Кубок опрокинулся и вино кровавым пятном разлилось по скатерти. Все мужчины помчались в конюшню, на ходу надевая оружие. Мать упала в обморок, Анджелика, крича, бросилась к ней, а Дорэн застыла от ужаса. Вся война проходила пока мимо нее, в стороне, и вот коснулась ее своим ужасным крылом. Морис, славный голубоглазый Морис, смельчак и силач. Дориан, смешной и веселый, вихрастый и никогда не унывающий 14-летний мальчишка, еще не видевший жизни и никогда уже не узнающий ее. Одна надежда была — что хотя бы Морис остался жив. Некоторое время спустя вернулись отец, Теобальд и граф Гриффорд, с двумя сыновьями.
- Ну, отец?!! — бросилась к ним Дорэн, и отец, молча сняв пояс с ножнами, сурово сказал:
- Иди, попрощайся с ними!
Дорэн со слезами на глазах выбежала во двор. На дрожках лежали Морис и Дориан. В груди Дориана торчала стрела. Морис был порублен мечом. Вдруг Дорэн увидела, что что-то шевелится рядом с Дорианом — ей показалось, рука. Неужели жив?! Дорэн бросилась к руке, но... Рыжая белка, пытаясь выбраться из набедренной сумки, шебаршилась и мельтешила хвостом. Дорэн взяла ее в руку и заплакала. Дориан и Морис были мертвы — мертвее не бывает. Дорэн выпустила белку и та пустилась наутек.

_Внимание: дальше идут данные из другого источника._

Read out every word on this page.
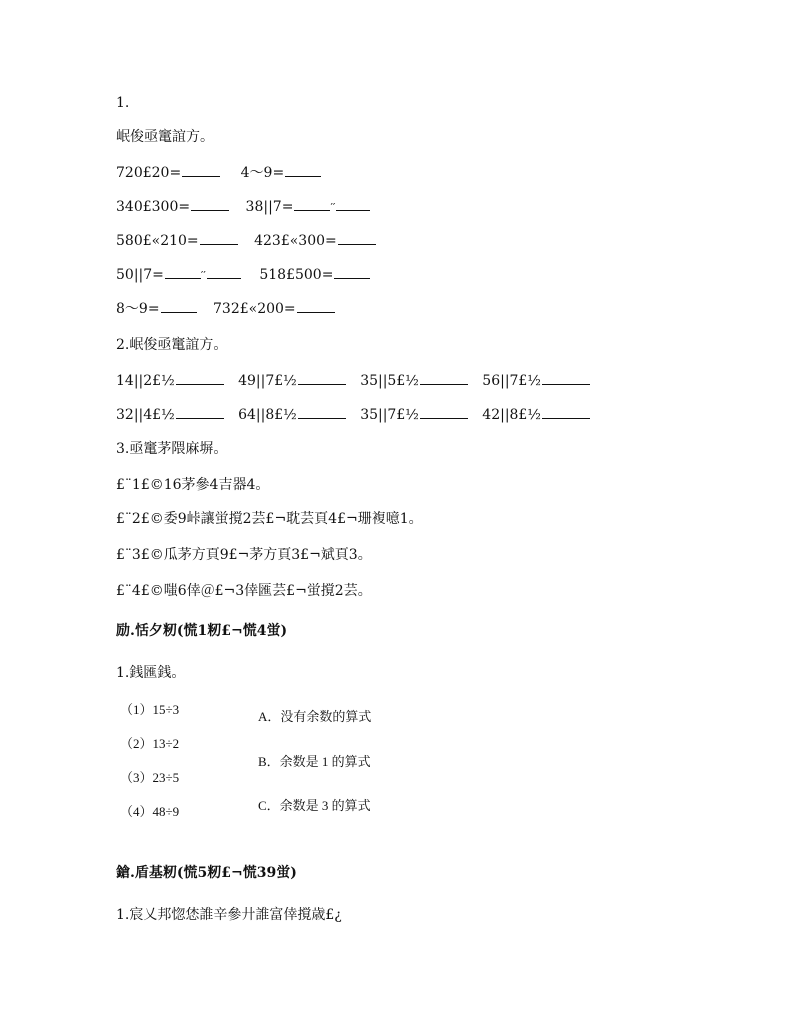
1.
岷俊亟竃誼方。
720£20=	4～9=
340£300=	38||7=	′′
580£«210=	423£«300=
50||7=	′′	518£500=
8～9=	732£«200=
2.岷俊亟竃誼方。
14||2£½	49||7£½	35||5£½	56||7£½
32||4£½	64||8£½	35||7£½	42||8£½
3.亟竃茅隈麻塀。
£¨1£©16茅參4吉器4。
£¨2£©委9峠讓蛍撹2芸£¬耽芸頁4£¬珊複噫1。
£¨3£©瓜茅方頁9£¬茅方頁3£¬斌頁3。
£¨4£©嗤6倖＠£¬3倖匯芸£¬蛍撹2芸。
励.恬夕籾(慌1籾£¬慌4蛍)
1.銭匯銭。
（1）15÷3
（2）13÷2
（3）23÷5
（4）48÷9
A．没有余数的算式
B．余数是 1 的算式
C．余数是 3 的算式
鎗.盾基籾(慌5籾£¬慌39蛍)
1.宸乂邦惚恷誰辛參廾誰富倖撹歳£¿
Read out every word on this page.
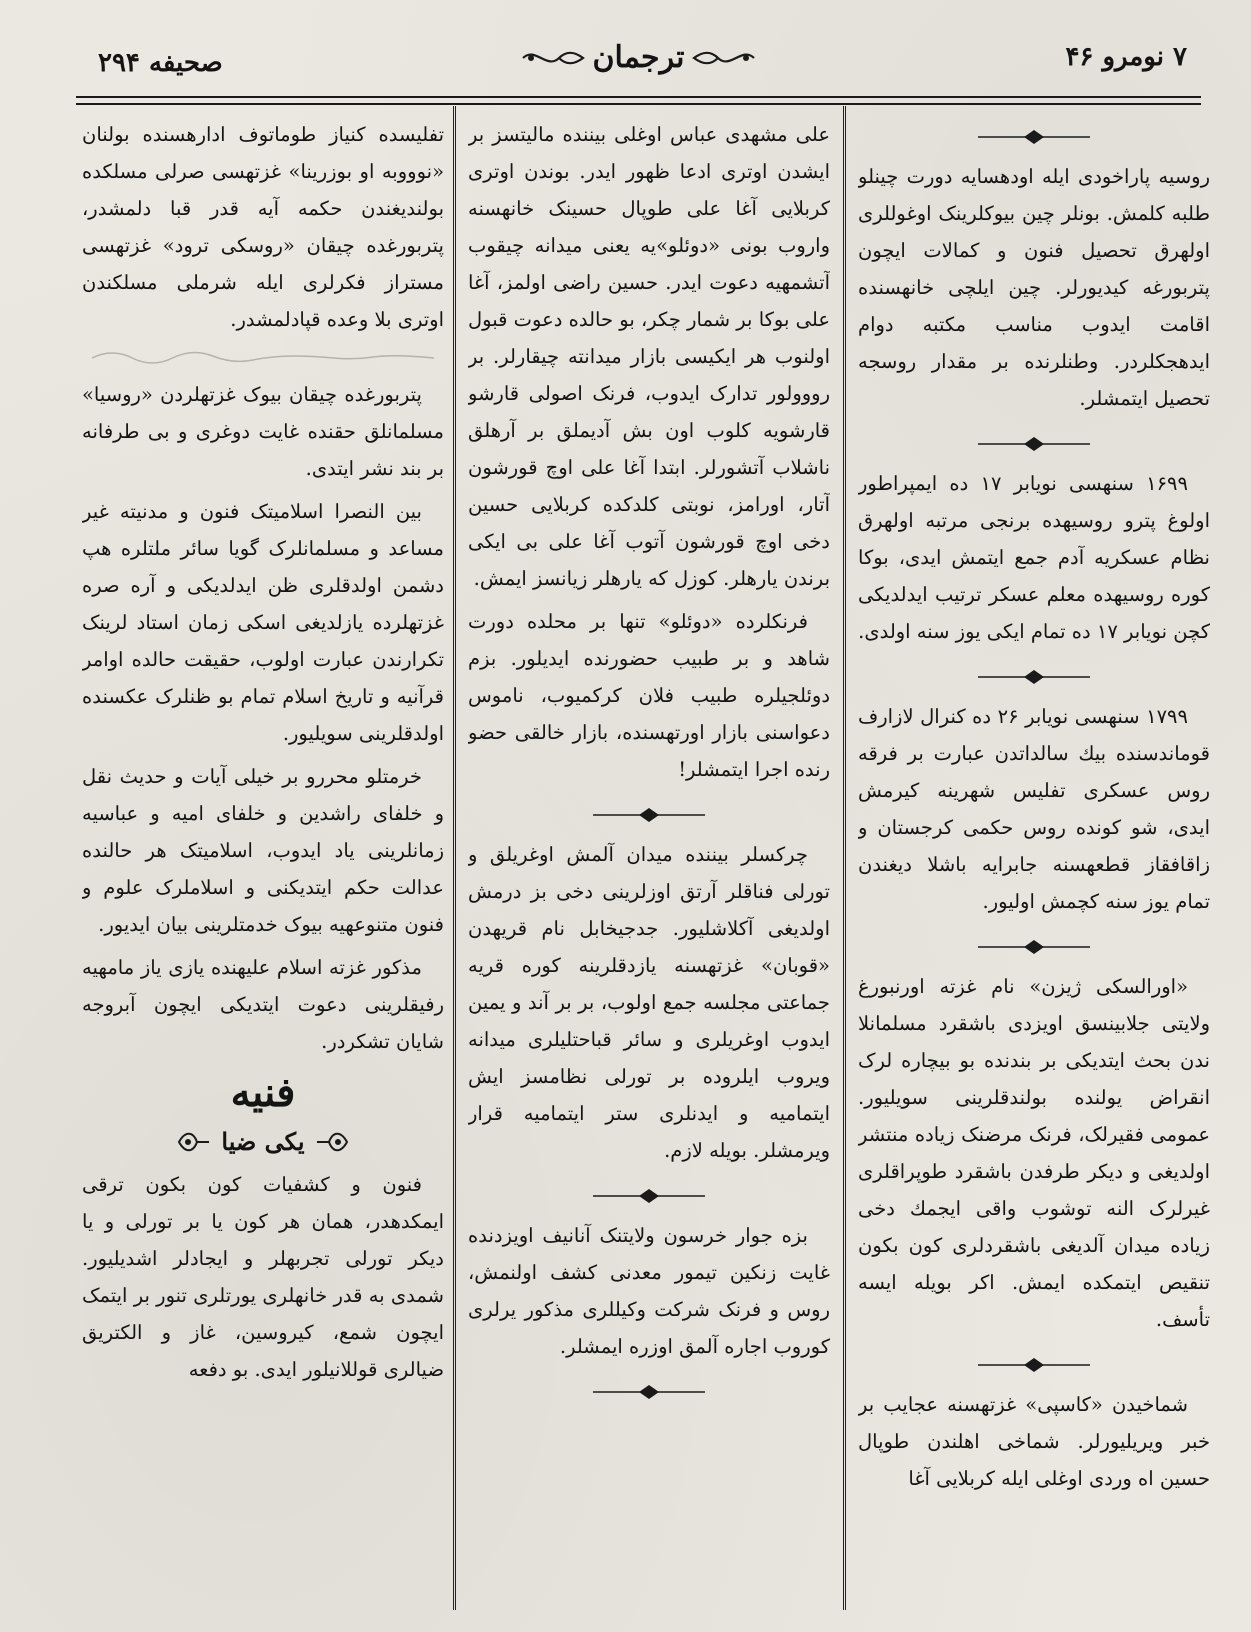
صحیفه ۲۹۴	ترجمان	۷ نومرو ۴۶

تفلیسده کنیاز طوماتوف ادارهسنده بولنان «نوووبه او بوزرینا» غزتهسی صرلی مسلکده بولندیغندن حکمه آیه قدر قبا دلمشدر، پتربورغده چیقان «روسکی ترود» غزتهسی مستراز فکرلری ایله شرملی مسلکندن اوتری بلا وعده قپادلمشدر.

پتربورغده چیقان بیوک غزتهلردن «روسیا» مسلمانلق حقنده غایت دوغری و بی طرفانه بر بند نشر ایتدی.

بین النصرا اسلامیتک فنون و مدنیته غیر مساعد و مسلمانلرک گویا سائر ملتلره هپ دشمن اولدقلری ظن ایدلدیکی و آره صره غزتهلرده یازلدیغی اسکی زمان استاد لرینک تکرارندن عبارت اولوب، حقیقت حالده اوامر قرآنیه و تاریخ اسلام تمام بو ظنلرک عکسنده اولدقلرینی سویلیور.

خرمتلو محررو بر خیلی آیات و حدیث نقل و خلفای راشدین و خلفای امیه و عباسیه زمانلرینی یاد ایدوب، اسلامیتک هر حالنده عدالت حکم ایتدیکنی و اسلاملرک علوم و فنون متنوعهیه بیوک خدمتلرینی بیان ایدیور.

مذکور غزته اسلام علیهنده یازی یاز مامهیه رفیقلرینی دعوت ایتدیکی ایچون آبروجه شایان تشکردر.

فنیه
یکی ضیا

فنون و کشفیات کون بکون ترقی ایمکدهدر، همان هر کون یا بر تورلی و یا دیکر تورلی تجربهلر و ایجادلر اشدیلیور. شمدی به قدر خانهلری یورتلری تنور بر ایتمک ایچون شمع، کیروسین، غاز و الکتریق ضیالری قوللانیلور ایدی. بو دفعه

علی مشهدی عباس اوغلی بیننده مالیتسز بر ایشدن اوتری ادعا ظهور ایدر. بوندن اوتری کربلایی آغا علی طوپال حسینک خانهسنه واروب بونی «دوئلو»یه یعنی میدانه چیقوب آتشمهیه دعوت ایدر. حسین راضی اولمز، آغا علی بوکا بر شمار چکر، بو حالده دعوت قبول اولنوب هر ایکیسی بازار میدانته چیقارلر. بر رووولور تدارک ایدوب، فرنک اصولی قارشو قارشویه کلوب اون بش آدیملق بر آرهلق ناشلاب آتشورلر. ابتدا آغا علی اوچ قورشون آتار، اورامز، نوبتی کلدکده کربلایی حسین دخی اوچ قورشون آتوب آغا علی بی ایکی برندن یارهلر. کوزل که یارهلر زیانسز ایمش.

فرنکلرده «دوئلو» تنها بر محلده دورت شاهد و بر طبیب حضورنده ایدیلور. بزم دوئلجیلره طبیب فلان کرکمیوب، ناموس دعواسنی بازار اورتهسنده، بازار خالقی حضو رنده اجرا ایتمشلر!

چرکسلر بیننده میدان آلمش اوغریلق و تورلی فناقلر آرتق اوزلرینی دخی بز درمش اولدیغی آکلاشلیور. جدجیخابل نام قریهدن «قوبان» غزتهسنه یازدقلرینه کوره قریه جماعتی مجلسه جمع اولوب، بر بر آند و یمین ایدوب اوغریلری و سائر قباحتلیلری میدانه ویروب ایلروده بر تورلی نظامسز ایش ایتمامیه و ایدنلری ستر ایتمامیه قرار ویرمشلر. بویله لازم.

بزه جوار خرسون ولایتنک آنانیف اویزدنده غایت زنکین تیمور معدنی کشف اولنمش، روس و فرنک شرکت وکیللری مذکور یرلری کوروب اجاره آلمق اوزره ایمشلر.

روسیه پاراخودی ایله اودهسایه دورت چینلو طلبه کلمش. بونلر چین بیوکلرینک اوغوللری اولهرق تحصیل فنون و کمالات ایچون پتربورغه کیدیورلر. چین ایلچی خانهسنده اقامت ایدوب مناسب مکتبه دوام ایدهجکلردر. وطنلرنده بر مقدار روسجه تحصیل ایتمشلر.

۱۶۹۹ سنهسی نویابر ۱۷ ده ایمپراطور اولوغ پترو روسیهده برنجی مرتبه اولهرق نظام عسکریه آدم جمع ایتمش ایدی، بوکا کوره روسیهده معلم عسکر ترتیب ایدلدیکی کچن نویابر ۱۷ ده تمام ایکی یوز سنه اولدی.

۱۷۹۹ سنهسی نویابر ۲۶ ده کنرال لازارف قوماندسنده بیك سالداتدن عبارت بر فرقه روس عسکری تفلیس شهرینه کیرمش ایدی، شو کونده روس حکمی کرجستان و زاقافقاز قطعهسنه جابرایه باشلا دیغندن تمام یوز سنه کچمش اولیور.

«اورالسکی ژیزن» نام غزته اورنبورغ ولایتی جلابینسق اویزدی باشقرد مسلمانلا ندن بحث ایتدیکی بر بندنده بو بیچاره لرک انقراض یولنده بولندقلرینی سویلیور. عمومی فقیرلک، فرنک مرضنک زیاده منتشر اولدیغی و دیکر طرفدن باشقرد طوپراقلری غیرلرک النه توشوب واقی ایجمك دخی زیاده میدان آلدیغی باشقردلری کون بکون تنقیص ایتمکده ایمش. اکر بویله ایسه تأسف.

شماخیدن «کاسپی» غزتهسنه عجایب بر خبر ویریلیورلر. شماخی اهلندن طوپال حسین اه وردی اوغلی ایله کربلایی آغا
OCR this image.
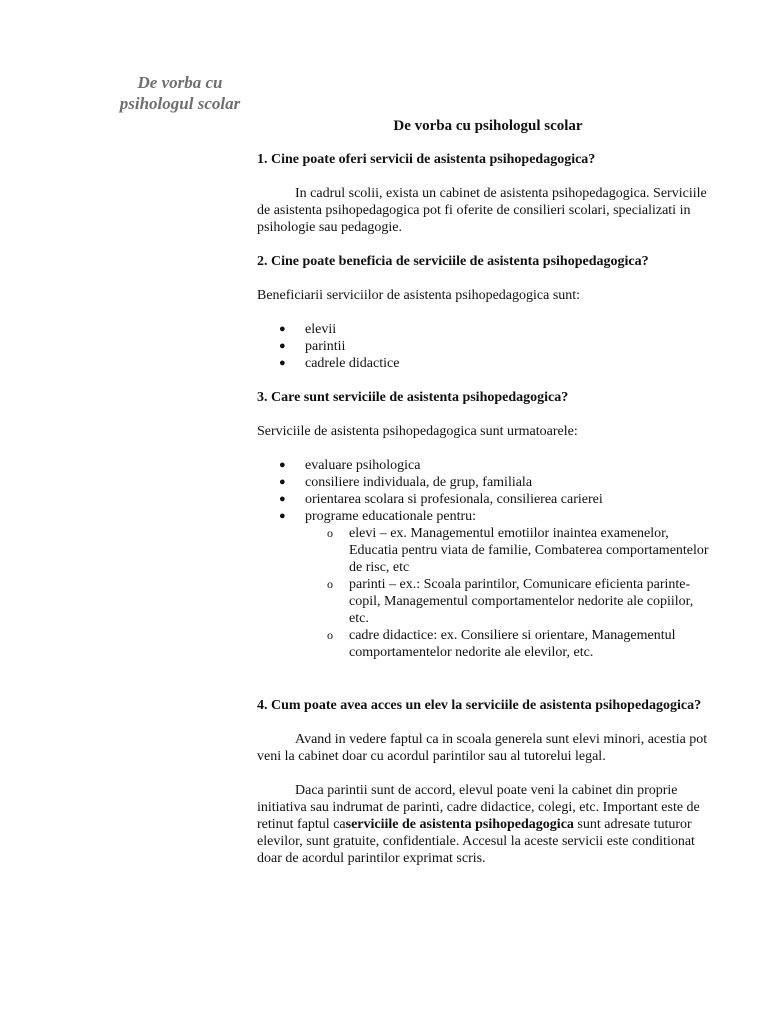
De vorba cu
psihologul scolar
De vorba cu psihologul scolar
1. Cine poate oferi servicii de asistenta psihopedagogica?
In cadrul scolii, exista un cabinet de asistenta psihopedagogica. Serviciile de asistenta psihopedagogica pot fi oferite de consilieri scolari, specializati in psihologie sau pedagogie.
2. Cine poate beneficia de serviciile de asistenta psihopedagogica?
Beneficiarii serviciilor de asistenta psihopedagogica sunt:
● elevii
● parintii
● cadrele didactice
3. Care sunt serviciile de asistenta psihopedagogica?
Serviciile de asistenta psihopedagogica sunt urmatoarele:
● evaluare psihologica
● consiliere individuala, de grup, familiala
● orientarea scolara si profesionala, consilierea carierei
● programe educationale pentru:
o elevi – ex. Managementul emotiilor inaintea examenelor, Educatia pentru viata de familie, Combaterea comportamentelor de risc, etc
o parinti – ex.: Scoala parintilor, Comunicare eficienta parinte-copil, Managementul comportamentelor nedorite ale copiilor, etc.
o cadre didactice: ex. Consiliere si orientare, Managementul comportamentelor nedorite ale elevilor, etc.
4. Cum poate avea acces un elev la serviciile de asistenta psihopedagogica?
Avand in vedere faptul ca in scoala generela sunt elevi minori, acestia pot veni la cabinet doar cu acordul parintilor sau al tutorelui legal.
Daca parintii sunt de accord, elevul poate veni la cabinet din proprie initiativa sau indrumat de parinti, cadre didactice, colegi, etc. Important este de retinut faptul caserviciile de asistenta psihopedagogica sunt adresate tuturor elevilor, sunt gratuite, confidentiale. Accesul la aceste servicii este conditionat doar de acordul parintilor exprimat scris.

- Младший графский сын сражался как волчонок, — слышала она голос собачника, которого перевязывали служанки, — а сэр Морис послал меня за подмогой, он был уже сильно ранен. Когда мы вернулись, он был уже мертв, а Дарнуэев уже и след простыл.
Мориса и Дориана похоронили в фамильном склепе. Дориана хоронили с его мечом, как славного, погибшего в бою воина. Погибшего, но не отступившего. Дорэн навсегда запомнила их такими, как они были в повозке — Морис, с разметавшимися русыми волосами, с жестоким оскалом, пронзенный мечом под грудиной и Дориан, с завесившей все лицо такой же огненно-рыжей, как у нее, непослушной челкой и недоуменным выражением конопатой мордашки с закрытыми глазами. Казалось, он спит и видит сон, как у него отнимают что-то, и потому брови его взметнулись удивленно и немного обиженно, словно не заслужил он того, как с ним обошлись.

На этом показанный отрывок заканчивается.